Once the job is complete, retrieve the model info with anyscale.llm.model.get
:
model_info = anyscale.llm.model.get(job_id=job_id).to_dict()
print(model_info)
This is what the model metadata looks like:
{'base_model_id': 'meta-llama/Meta-Llama-3-8B-Instruct',
'cloud_id': 'cld_123',
'created_at': datetime.datetime(2024, 8, 26, 21, 21, 54, 213160, tzinfo=tzlocal()),
'creator_id': 'usr_123',
'ft_type': 'LORA',
'generation_config': {'prompt_format': {'add_system_tags_even_if_message_is_empty': False,
'assistant': '{instruction} </s>',
'bos': '<s>',
'default_system_message': '',
'strip_whitespace': True,
'system': '{instruction}',
'system_in_last_user': False,
'system_in_user': False,
'trailing_assistant': '',
'user': '{instruction}'},
'stopping_sequences': ['</s>']},
'id': 'meta-llama/Meta-Llama-3-8B-Instruct:usern:deyoq',
'job_id': 'prodjob_123',
'project_id': 'prj_123',
'storage_uri': 's3://org_123/cld_123/artifact_storage/lora_fine_tuning/meta-llama/Meta-Llama-3-8B-Instruct:usern:deyoq',
'workspace_id': None}
Some of the important fields are id
(model tag), base_model_id
(base model ID used for fine-tuning), ft_type
(fine-tuning type), storage_uri
(storage path for the best checkpoint) and generation_config
(includes chat-templating parameters and stopping sequences for inference).
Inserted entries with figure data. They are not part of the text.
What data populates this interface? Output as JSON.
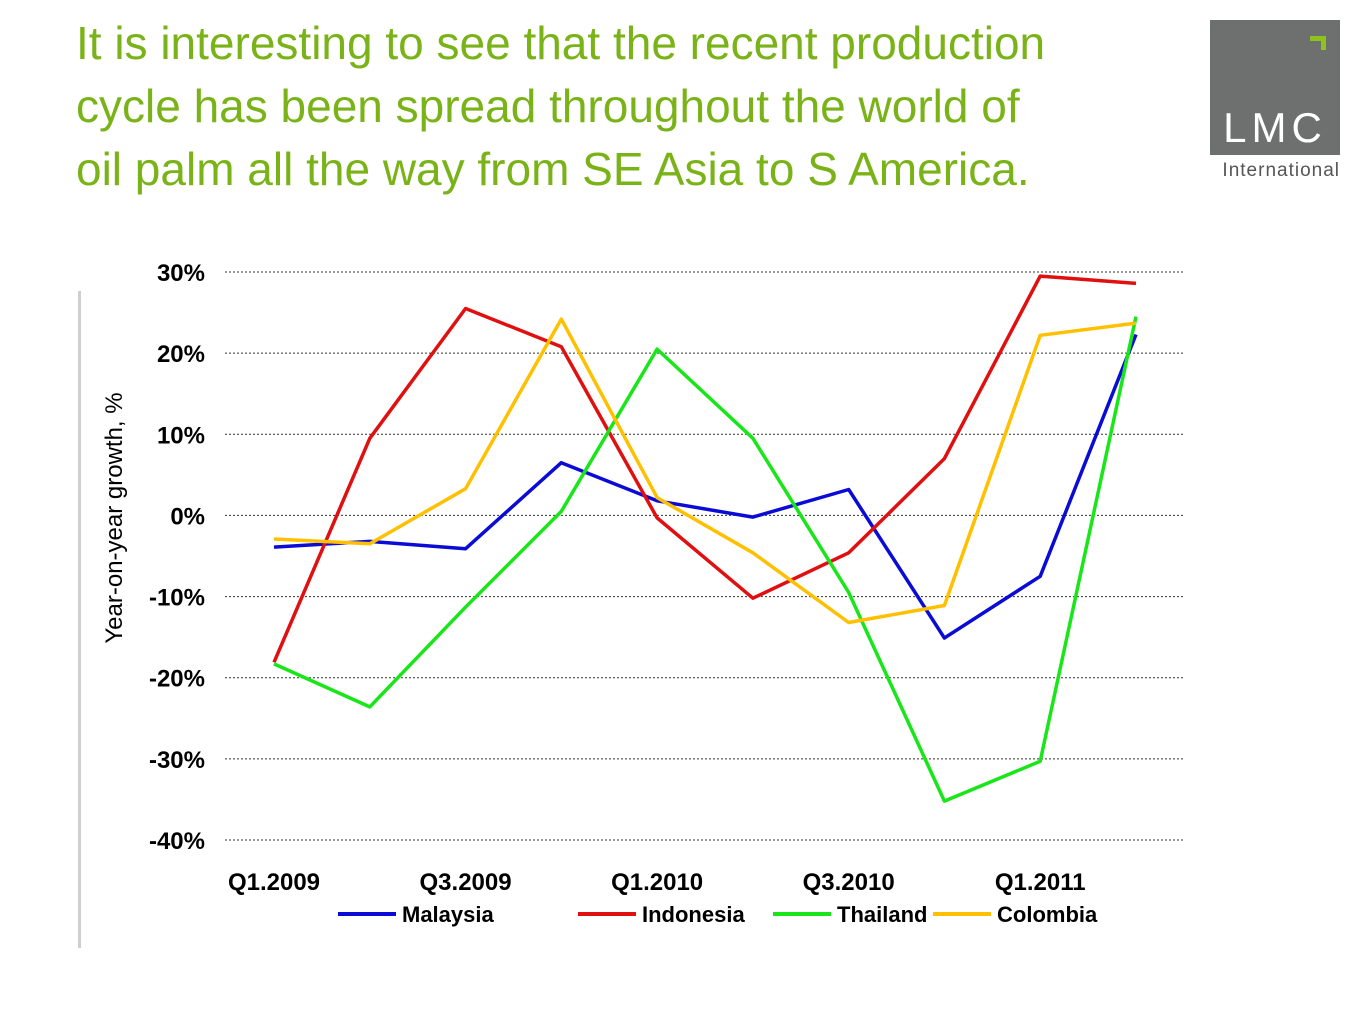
{
  "headline": {
    "line1": "It is interesting to see that the recent production",
    "line2": "cycle has been spread throughout the world of",
    "line3": "oil palm all the way from SE Asia to S America."
  },
  "logo": {
    "text": "LMC",
    "subtitle": "International",
    "box_color": "#6e6f6f",
    "accent_color": "#8dc21f"
  },
  "chart_data": {
    "type": "line",
    "title": "",
    "xlabel": "",
    "ylabel": "Year-on-year growth, %",
    "ylim": [
      -40,
      30
    ],
    "yticks": [
      30,
      20,
      10,
      0,
      -10,
      -20,
      -30,
      -40
    ],
    "ytick_labels": [
      "30%",
      "20%",
      "10%",
      "0%",
      "-10%",
      "-20%",
      "-30%",
      "-40%"
    ],
    "categories": [
      "Q1.2009",
      "Q2.2009",
      "Q3.2009",
      "Q4.2009",
      "Q1.2010",
      "Q2.2010",
      "Q3.2010",
      "Q4.2010",
      "Q1.2011",
      "Q2.2011"
    ],
    "xtick_labels": [
      "Q1.2009",
      "",
      "Q3.2009",
      "",
      "Q1.2010",
      "",
      "Q3.2010",
      "",
      "Q1.2011",
      ""
    ],
    "grid": "horizontal dotted",
    "legend_position": "bottom",
    "series": [
      {
        "name": "Malaysia",
        "color": "#0b0bd6",
        "values": [
          -3.9,
          -3.2,
          -4.1,
          6.5,
          1.8,
          -0.2,
          3.2,
          -15.1,
          -7.5,
          22.3
        ]
      },
      {
        "name": "Indonesia",
        "color": "#e01010",
        "values": [
          -18.1,
          9.5,
          25.5,
          20.8,
          -0.3,
          -10.2,
          -4.6,
          7.0,
          29.5,
          28.6
        ]
      },
      {
        "name": "Thailand",
        "color": "#19e619",
        "values": [
          -18.3,
          -23.6,
          -11.3,
          0.5,
          20.5,
          9.5,
          -9.5,
          -35.2,
          -30.3,
          24.5
        ]
      },
      {
        "name": "Colombia",
        "color": "#ffc000",
        "values": [
          -2.9,
          -3.5,
          3.3,
          24.2,
          2.2,
          -4.6,
          -13.2,
          -11.1,
          22.2,
          23.7
        ]
      }
    ]
  }
}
With LoRA training, Anyscale forwards all LoRA weights to a shared location for convenience. $ANYSCALE_ARTIFACT_STORAGE/lora_fine_tuning
is the common storage path used for all LoRA checkpoints (corresponds to the dynamic_lora_loading_path
for serving) . Note that the models SDK also provides the same path in storage_uri
, with the structure $ANYSCALE_ARTIFACT_STORAGE/lora_fine_tuning/meta-llama/Meta-Llama-3-8B-Instruct:usern:deyoq
.
If you already have the model id
either through the "Models" page on the platform or the fine-tuning logs, and want to know more about the model, you can use the llm.model.get
method again but specify the id
:
model_info = anyscale.llm.model.get(model_id="meta-llama/Meta-Llama-3-8B-Instruct:usern:deyoq")
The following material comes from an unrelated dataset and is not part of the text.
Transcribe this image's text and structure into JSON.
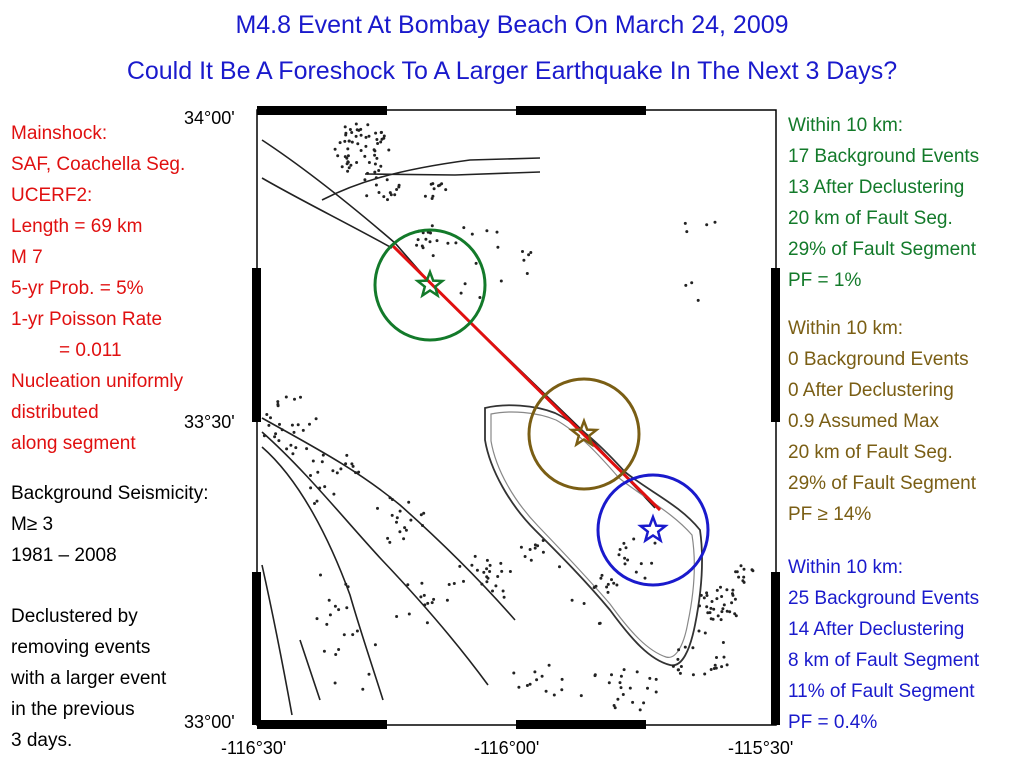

The artifact storage path is specific to your Anyscale cloud and organization. This is available in a workspace or a job environment as the $ANYSCALE_ARTIFACT_STORAGE
environment variable. For more on the same, see the storage guide.
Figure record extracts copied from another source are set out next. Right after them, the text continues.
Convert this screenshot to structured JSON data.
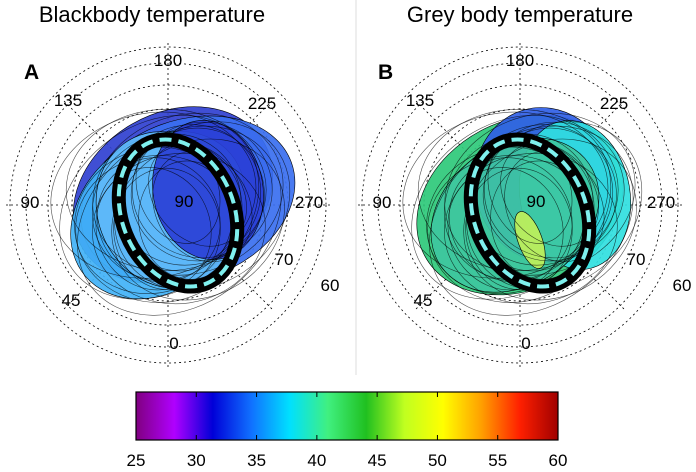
{
  "chart_data": {
    "type": "polar-contour",
    "panels": [
      {
        "title": "Blackbody temperature",
        "letter": "A",
        "angle_labels": [
          "180",
          "135",
          "225",
          "90",
          "270",
          "45",
          "0"
        ],
        "radial_labels": [
          "90",
          "70",
          "60"
        ],
        "region_colors": [
          "#3040d0",
          "#3a6ff0",
          "#41b2f7",
          "#60b8f8",
          "#2a3fd6"
        ],
        "ring_dash_color": "#7ff0ee"
      },
      {
        "title": "Grey body temperature",
        "letter": "B",
        "angle_labels": [
          "180",
          "135",
          "225",
          "90",
          "270",
          "45",
          "0"
        ],
        "radial_labels": [
          "90",
          "70",
          "60"
        ],
        "region_colors": [
          "#2ec97a",
          "#3ec7a0",
          "#3060e6",
          "#30e0e0",
          "#bff05a"
        ],
        "ring_dash_color": "#7ff0ee"
      }
    ],
    "colorbar": {
      "min": 25,
      "max": 60,
      "ticks": [
        "25",
        "30",
        "35",
        "40",
        "45",
        "50",
        "55",
        "60"
      ],
      "colormap": "jet",
      "gradient_stops": [
        "#800080",
        "#b000ff",
        "#0000d8",
        "#1070ff",
        "#00e0ff",
        "#40f080",
        "#20c020",
        "#c0ff20",
        "#ffff00",
        "#ffa000",
        "#ff2000",
        "#a00000"
      ]
    }
  }
}
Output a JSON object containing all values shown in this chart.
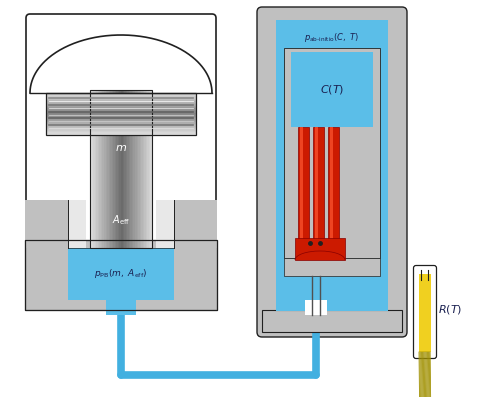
{
  "bg_color": "#ffffff",
  "blue": "#5bbee8",
  "gray_light": "#e8e8e8",
  "gray_mid": "#c0c0c0",
  "gray_dark": "#909090",
  "gray_outer": "#b0b0b0",
  "red_sample": "#cc1a00",
  "yellow": "#f0d020",
  "dark_text": "#1a2050",
  "black": "#202020",
  "line_blue": "#42b0e0",
  "white": "#ffffff"
}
To use the Anyscale CLI, you can use anyscale llm model get --job-id JOB_ID
or anyscale llm model --model-id MODEL_ID
.
Step 2: Serving
We can now serve the fine-tuned model on the Anyscale Platform using rayllm.
To get started quickly, you can auto-generate the serve config and the model config using this template. Make sure to update the model_loading_config
, generation_config
, max_request_content_length
and in this case, lora_config
, using the model_info
data.
Note that the CLI utility prompts you for the LoRA weights storage URI. This URI is the parent directory common to all LoRA checkpoints you wish to serve. You can also retrieve the same URI with:
from pathlib import Path
dynamic_lora_loading_path = str(Path(model_info.storage_uri).parent.parent) # get parent directory for the LoRA checkpoint
And then populate the serve config appropriately. You can now launch a service through Anyscale service SDK or CLI:
service = anyscale.service.deploy(config_file="./serve_TIMESTAMP.yaml")
or
anyscale service deploy -f ./serve_TIMESTAMP.yaml
It's good to use the workspace template once to generate the RayLLM configs for your model. For full-parameter fine-tuning, the same config is applicable for different models (you can change the generation_config
as needed based on model_info
), with a similar story for LoRA.
If you've had a previous LoRA deployment for the base model (say meta-llama/Meta-Llama-3-8B-Instruct
), then all you need is the id
to query the new LoRA checkpoint.
model_info = anyscale.llm.model.get(job_id=job_id)
finetuned_model_id = model_info.id
# Use the the new model ID in your existing client code.
# Make sure to use the ENDPOINT_URL and ENDPOINT_API_KEY for your Anyscale Service.
client = openai.OpenAI(base_url=ENDPOINT_URL, api_key=ENDPOINT_API_KEY)
client.chat.completions.create(
model = finetuned_model_id,
messages = [{"role": "system", "content": "You are a helpful assistant."}, {"role": "user", "content": "Hello!"}],
stream = True
)
For more details, see the LLM Model API reference.